O destino dos livros – por Jaron Lanier

O destino dos livros
por Jaron Lanier

Jaron Lanier

Jaron Lanier

Se existe alguma coisa abençoada e bacana em relação à cultura do Vale do Silício é que não temos muitas funções sociais obrigatórias e enfadonhas nas quais você tenha que sentar no lugar indicado, escolher entre carne, frango ou legumes ou ficar escutando brindes tediosos até conseguir ir embora. Mas, mesmo assim, às vezes temos de passar por isso.

Em uma dessas ocasiões eu estava sentado em um sofá branco entre Jeff Bezos, da Amazon, e Eric Schmidt, na época diretor-presidente do Google. Isso foi antes do Kindle. Aqueles dois machos alfa do Vale do Silício se olharam e de repente começaram uma troca ensandecida de estatísticas e casos curiosos sobre o ramo de livros. Era como se eles estivessem compartilhando dicas sobre mais um mercado cheio de “conteúdo” que empresas de tecnologia de rede como as deles estavam prontas a “dividir”.

Fiquei sentado ali, olhando para a frente na maior parte do tempo — um pedaço de cenário de um desenho animado dos anos 1920 em celuloide, colocado entre dois personagens frenéticos espelhando um ao outro, exibido no que parecia o dobro da velocidade.

Na verdade eles não estavam se movendo mais rápido do que o normal, mas a velocidade normal contrastava com o processo soturno pelo qual eu estava passando.

Eu vinha tentando terminar um primeiro livro sobre as formas pelas quais as tecnologias digitais vinham moldando nossa cultura há décadas. Não que eu fosse preguiçoso. Durante os anos em que não entreguei o livro, ajudei a criar diversos setores de tecnologia que agora fazem parte de grandes empresas. Eu me tornei pai, conduzi um programa de pesquisas conjunto com diversas universidades e toquei música pelo mundo. Escrevi muitos artigos. Mas escrever um livro era diferente. O processo de escrita de um livro coloca os autores em uma espécie diferente de tempo, porque um livro representa uma codificação de um ponto de vista. Meu problema era que, mesmo que eu não estivesse pronto para admitir, minhas ideias ainda não tinham amadurecido. Realmente levei décadas para estar pronto para completar You are not a gadget (Você não é um gadget)..

Enquanto isso, aqueles dois titãs do Vale do Silício estavam percebendo que o fato de por acaso eles controlarem alguns computadores centrais na internet os colocava na posição de controlar todo o mundo do livro em poucos anos. A Amazon começou como uma varejista de livros impressos que conseguia oferecer uma seleção maior e preços inferiores à maioria dos livreiros tradicionais em seus prédios de tijolos, mas a verdadeira oportunidade de mudar a maneira pela qual os livros chegavam aos consumidores chegou com o Kindle. Pelo fato de os livros eletrônicos não exigirem a mesma infraestrutura para serem produzidos, armazenados e distribuídos, sua popularidade transformou os negócios da maioria dos editores que contavam com os livros impressos. Além disso, produzir livros eletrônicos tornou-se mais fácil, e quase qualquer um pode ser editor.
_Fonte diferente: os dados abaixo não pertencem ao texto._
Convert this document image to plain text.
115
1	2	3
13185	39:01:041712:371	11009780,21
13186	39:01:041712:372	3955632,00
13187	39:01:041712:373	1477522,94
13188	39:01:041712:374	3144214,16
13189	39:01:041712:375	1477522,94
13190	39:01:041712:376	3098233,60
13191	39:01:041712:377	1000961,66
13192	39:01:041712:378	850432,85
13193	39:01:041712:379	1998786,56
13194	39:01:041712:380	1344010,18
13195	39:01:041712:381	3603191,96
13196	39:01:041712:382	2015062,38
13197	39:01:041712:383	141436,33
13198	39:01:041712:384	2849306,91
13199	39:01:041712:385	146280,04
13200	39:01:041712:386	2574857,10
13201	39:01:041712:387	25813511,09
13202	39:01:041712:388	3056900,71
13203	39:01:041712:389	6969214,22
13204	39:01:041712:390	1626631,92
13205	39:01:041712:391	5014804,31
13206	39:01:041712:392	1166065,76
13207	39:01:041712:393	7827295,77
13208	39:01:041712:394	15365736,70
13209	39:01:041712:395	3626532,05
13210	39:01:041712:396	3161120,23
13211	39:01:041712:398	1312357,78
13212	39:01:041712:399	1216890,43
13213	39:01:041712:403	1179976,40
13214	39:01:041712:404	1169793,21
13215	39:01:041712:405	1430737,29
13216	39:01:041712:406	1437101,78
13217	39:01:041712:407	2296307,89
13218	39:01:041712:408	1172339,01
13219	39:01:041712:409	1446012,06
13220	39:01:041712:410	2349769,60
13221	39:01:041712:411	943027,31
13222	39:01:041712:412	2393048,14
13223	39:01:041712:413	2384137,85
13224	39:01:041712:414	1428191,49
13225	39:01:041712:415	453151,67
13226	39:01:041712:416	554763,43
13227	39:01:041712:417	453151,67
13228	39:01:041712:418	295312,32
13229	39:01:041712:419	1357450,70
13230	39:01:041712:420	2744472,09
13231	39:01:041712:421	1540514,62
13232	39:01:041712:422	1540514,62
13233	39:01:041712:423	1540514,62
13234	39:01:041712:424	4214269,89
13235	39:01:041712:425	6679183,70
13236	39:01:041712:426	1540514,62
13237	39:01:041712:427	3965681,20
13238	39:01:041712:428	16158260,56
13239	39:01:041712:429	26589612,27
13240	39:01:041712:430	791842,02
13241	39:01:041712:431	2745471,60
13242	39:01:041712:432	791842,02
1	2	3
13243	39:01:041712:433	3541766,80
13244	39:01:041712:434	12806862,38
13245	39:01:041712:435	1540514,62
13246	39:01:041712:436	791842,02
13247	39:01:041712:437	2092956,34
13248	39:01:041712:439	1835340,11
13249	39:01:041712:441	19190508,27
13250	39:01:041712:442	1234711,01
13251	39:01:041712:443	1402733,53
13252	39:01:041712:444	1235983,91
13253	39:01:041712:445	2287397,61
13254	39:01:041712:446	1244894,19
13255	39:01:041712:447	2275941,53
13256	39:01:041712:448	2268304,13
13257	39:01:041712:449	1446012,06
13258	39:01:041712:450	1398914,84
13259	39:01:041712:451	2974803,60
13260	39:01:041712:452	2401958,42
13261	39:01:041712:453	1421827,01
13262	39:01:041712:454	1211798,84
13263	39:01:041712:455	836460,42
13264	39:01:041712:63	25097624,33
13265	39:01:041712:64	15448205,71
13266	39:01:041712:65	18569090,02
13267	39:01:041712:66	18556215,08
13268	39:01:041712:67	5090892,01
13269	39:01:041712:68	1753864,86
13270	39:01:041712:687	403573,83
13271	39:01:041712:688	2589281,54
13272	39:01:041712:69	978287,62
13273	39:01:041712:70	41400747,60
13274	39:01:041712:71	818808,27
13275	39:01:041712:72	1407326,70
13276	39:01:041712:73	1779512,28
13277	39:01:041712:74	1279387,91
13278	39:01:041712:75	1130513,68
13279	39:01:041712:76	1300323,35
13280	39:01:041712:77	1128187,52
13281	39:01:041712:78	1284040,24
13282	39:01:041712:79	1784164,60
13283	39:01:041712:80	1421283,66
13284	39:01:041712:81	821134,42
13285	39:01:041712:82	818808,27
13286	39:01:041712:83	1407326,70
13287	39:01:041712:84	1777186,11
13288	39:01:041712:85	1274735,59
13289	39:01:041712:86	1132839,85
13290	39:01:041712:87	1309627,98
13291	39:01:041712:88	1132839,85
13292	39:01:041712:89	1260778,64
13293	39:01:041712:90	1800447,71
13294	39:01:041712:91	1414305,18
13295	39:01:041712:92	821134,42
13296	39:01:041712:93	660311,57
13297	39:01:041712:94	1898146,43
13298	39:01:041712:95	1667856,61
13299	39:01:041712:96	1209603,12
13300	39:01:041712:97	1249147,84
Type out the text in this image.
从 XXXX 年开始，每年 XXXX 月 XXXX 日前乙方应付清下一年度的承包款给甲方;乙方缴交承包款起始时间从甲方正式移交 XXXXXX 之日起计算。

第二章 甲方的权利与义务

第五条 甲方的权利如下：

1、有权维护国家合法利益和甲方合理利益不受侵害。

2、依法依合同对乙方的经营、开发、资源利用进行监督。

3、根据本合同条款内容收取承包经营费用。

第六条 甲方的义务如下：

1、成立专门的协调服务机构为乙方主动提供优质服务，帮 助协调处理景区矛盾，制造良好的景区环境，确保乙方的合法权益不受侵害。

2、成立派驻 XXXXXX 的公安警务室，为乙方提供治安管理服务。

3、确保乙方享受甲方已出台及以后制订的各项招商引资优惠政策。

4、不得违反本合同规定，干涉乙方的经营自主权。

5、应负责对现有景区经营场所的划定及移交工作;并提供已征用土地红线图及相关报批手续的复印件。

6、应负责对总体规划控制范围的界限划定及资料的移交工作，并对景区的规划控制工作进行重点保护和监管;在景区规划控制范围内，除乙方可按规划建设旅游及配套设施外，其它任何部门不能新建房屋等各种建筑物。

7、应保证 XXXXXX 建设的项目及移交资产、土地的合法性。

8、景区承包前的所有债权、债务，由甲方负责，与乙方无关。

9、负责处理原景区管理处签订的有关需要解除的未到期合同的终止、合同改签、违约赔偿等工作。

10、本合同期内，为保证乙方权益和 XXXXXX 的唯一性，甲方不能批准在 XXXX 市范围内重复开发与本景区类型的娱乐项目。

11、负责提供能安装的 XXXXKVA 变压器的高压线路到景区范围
Como serão os livros quando o Vale do Silício cuidar deles à sua maneira? Aprendemos um pouco sobre isso vendo o que aconteceu com a música, com vídeos, com as notícias e com a fotografia. Eis alguns cenários prováveis, embora não inevitáveis:

Os autores não vão precisar das editoras para produzir ou distribuir, portanto haverá poucas barreiras a atravessar — a não ser escrever o danado do livro. Isso já se tornou verdade, e ainda vai se tornar mais verdadeiro. Escrever um livro não vai significar muita coisa. Haverá muito mais informações disponíveis em algo semelhante ao formato de um livro do que jamais houve, mas no geral o padrão de qualidade será mais baixo. E o número de autores publicados se tornará semelhante ao número de leitores que pagarão por um livro.

A maioria dos autores vai ganhar a maior parte de seu dinheiro com aparições ao vivo ou consultoria em vez de ganhar com a venda de livros. Autores bem-sucedidos vão ganhar a vida em tempo real e, portanto, tenderão a ser jovens e sem filhos, independentemente ricos ou beneficiários de alguma instituição. Não tenderão a serem estudiosos  independentes com famílias. Enquanto isso, muitas pessoas vão fingir serem autores comercialmente bem sucedidos e vão investir dinheiro para ampliar a ilusão. Uma plutocracia intelectual emergirá gradualmente.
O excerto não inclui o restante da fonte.